Single thread performance is higher (so is MT), TDP is slightly lower, Cinebench MT "points per watt" is 5% higher.

We'll get to see it again when the 3nm version of Zen5 is released (the initial ones are 4nm, which is a node Apple didn't use).


Since it's unclear whether Apple has a significant architectural advantage over Qualcomm and MediaTek, I would rather attribute this to relatively poor AMD architectures. Provisionally. At least their GPUs have been behind Nvidia for years. (AMD holding its own against Intel is not surprising given Intel's chip fab problems.)


Yes, to be clear I’d be very happy if MediaTek jumps in with a strong contender since consumers win.
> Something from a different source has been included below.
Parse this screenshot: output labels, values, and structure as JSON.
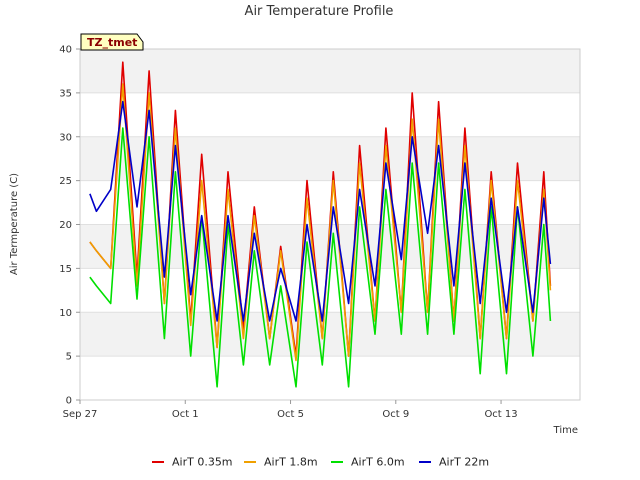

It doesn’t look like the Qualcomm chips are performing as well as hoped but I’d wait a bit to see how much tuning helps since Windows ARM was not a major target until now.


I guess getting close to the same single thread score is nice. Unfortunately, since only Apple is shipping it is hard to compare if the others burn the battery to get there.

I suspect the others two, like Apple with the A18 shipping next month, will be using the second gen N3. Apple is expected to be around 3500 on that node.

Needless to say, what will be very interesting is to see the perf/watt of all three on the same node and shipping in actual products where the benchmarks can be put to more useful tests.


Yeah, and GPU tests, since the benchmarks above were only for the CPU.